Points for next week
Prepare LAB Stuff that can be done in superlab first.
Check Power Points, remove redunant slides, add more relevant slides/info
Fix quiz - remove questions from ch 4
HW - two assignments due next week
Readings for next week 1-4, week 2.
Nighty-night, zonk!
--Olivia
PS - The Weather - More snow this morning, trees encrusted with snow. Last Saturday night, freezing rain, ice covering snow on Sunday, heavy rain Sunday afternoon and snow fog.
Anyway, and I'm almost falling asleep here. The first hour of my class is in the superlab, which sucks, 'cause there's four other classes going on at the same time - you can't really lecture, you don't have your own computer or a projector to run Power Point slides, and first the first class it was a nightmare. I introduced myself, had the students introduce themselves, kinda' skimmed through the syllabus, went over the homework due the following week, mentioned the quiz for the following week (which I now need to revise because we never got thru' chapter 4 - so I have to take the questions from ch 4 out of the quiz). Then, out of desperation and a student suggestion we worked on the labs I had on the syllabus - touring the Intel museum (www.intel.com/museum.index.htm) and having each student take a typing speed and accuracy test (www.typeonline.co.uk). Most of my students had typing speeds in the 32-39 wpm range (fairly low) and about half of them literally could not type (e.g. traditional 10 fingered typing). For the Intel site, I had everyone look at the "how sand becomes silocin chips" exhibit, then let them explore the site on their own. It was choatic, and not much real work got done, but in following weeks I'll have to be prepared and creative about finding things to do in lab. Plus give them assignments to work on in the following week's lab.

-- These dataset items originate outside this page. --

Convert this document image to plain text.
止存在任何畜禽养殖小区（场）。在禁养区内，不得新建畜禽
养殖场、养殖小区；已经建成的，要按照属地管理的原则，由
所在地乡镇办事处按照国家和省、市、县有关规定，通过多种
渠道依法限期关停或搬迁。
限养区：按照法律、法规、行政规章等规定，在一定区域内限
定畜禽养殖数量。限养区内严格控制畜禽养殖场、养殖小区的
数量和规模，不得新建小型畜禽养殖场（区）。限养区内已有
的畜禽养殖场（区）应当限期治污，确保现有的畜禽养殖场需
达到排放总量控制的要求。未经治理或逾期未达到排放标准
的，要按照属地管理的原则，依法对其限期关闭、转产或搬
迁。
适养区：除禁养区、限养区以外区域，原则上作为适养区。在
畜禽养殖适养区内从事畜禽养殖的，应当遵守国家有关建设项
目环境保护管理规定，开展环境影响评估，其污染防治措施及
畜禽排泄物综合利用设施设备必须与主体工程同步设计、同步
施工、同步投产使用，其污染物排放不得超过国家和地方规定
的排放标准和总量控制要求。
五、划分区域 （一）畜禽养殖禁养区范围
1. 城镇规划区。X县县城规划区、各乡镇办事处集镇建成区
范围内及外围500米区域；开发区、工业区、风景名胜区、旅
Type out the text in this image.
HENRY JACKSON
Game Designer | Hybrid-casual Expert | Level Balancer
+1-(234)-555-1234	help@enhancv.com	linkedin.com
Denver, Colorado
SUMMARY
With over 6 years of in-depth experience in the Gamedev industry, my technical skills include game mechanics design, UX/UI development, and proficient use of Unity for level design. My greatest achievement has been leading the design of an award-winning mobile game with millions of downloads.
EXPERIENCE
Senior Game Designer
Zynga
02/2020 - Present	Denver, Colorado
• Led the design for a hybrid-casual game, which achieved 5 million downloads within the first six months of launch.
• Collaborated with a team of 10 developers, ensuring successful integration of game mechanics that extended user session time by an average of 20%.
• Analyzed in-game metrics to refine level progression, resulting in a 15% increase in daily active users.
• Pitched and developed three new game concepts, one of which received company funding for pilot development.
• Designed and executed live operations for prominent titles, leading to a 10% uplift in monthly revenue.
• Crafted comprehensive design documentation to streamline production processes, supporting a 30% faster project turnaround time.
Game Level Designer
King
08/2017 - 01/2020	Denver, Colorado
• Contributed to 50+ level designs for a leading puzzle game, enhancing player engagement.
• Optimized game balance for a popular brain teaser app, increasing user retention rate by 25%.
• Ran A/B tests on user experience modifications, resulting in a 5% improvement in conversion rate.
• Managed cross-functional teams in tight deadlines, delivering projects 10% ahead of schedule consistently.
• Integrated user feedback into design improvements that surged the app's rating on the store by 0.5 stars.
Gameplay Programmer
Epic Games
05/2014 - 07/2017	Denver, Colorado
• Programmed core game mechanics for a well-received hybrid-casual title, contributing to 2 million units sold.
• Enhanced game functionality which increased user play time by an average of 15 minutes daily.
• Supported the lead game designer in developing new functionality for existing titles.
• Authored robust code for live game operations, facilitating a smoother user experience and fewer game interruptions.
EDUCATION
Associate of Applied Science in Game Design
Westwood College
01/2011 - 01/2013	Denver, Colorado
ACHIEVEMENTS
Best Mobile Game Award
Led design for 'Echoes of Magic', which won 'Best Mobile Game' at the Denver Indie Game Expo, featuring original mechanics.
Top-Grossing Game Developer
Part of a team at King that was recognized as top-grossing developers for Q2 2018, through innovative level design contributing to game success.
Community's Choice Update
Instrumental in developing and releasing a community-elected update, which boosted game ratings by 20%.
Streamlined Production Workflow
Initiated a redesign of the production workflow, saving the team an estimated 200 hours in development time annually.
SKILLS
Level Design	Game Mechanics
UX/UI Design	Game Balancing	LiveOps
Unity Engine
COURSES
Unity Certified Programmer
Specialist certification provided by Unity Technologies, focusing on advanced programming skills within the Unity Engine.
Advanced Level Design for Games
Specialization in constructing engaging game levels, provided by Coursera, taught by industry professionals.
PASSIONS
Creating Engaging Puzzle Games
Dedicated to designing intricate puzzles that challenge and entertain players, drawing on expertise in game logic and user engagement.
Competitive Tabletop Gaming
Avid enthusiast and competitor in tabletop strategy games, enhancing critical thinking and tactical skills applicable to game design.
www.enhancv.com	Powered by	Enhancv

The lecture half - I went thru' about 2 2/3rds of the required material (I had four chapters to do). I figure, given how much material I had, that wasn't too bad. And I ran into Mark, another instuctor after class and asked him about it (not getting everything in) and he said not to worry about it - cover it later (like the next week). I did also add a lot of info. as I was going thru' the slides, updating info, adding relevant data (or stuff that seemed relevant), trying to be engaging. It was kinda' hard, but I think it went all right. I did get some student questions/comments and that worked just fine for me. Actually, the student questions made the class more lively, and added to the lecture.
Points for next week
Prepare LAB Stuff that can be done in superlab first.
Check Power Points, remove redunant slides, add more relevant slides/info
Fix quiz - remove questions from ch 4
HW - two assignments due next week
Readings for next week 1-4, week 2.
Nighty-night, zonk!
--Olivia
PS - The Weather - More snow this morning, trees encrusted with snow. Last Saturday night, freezing rain, ice covering snow on Sunday, heavy rain Sunday afternoon and snow fog.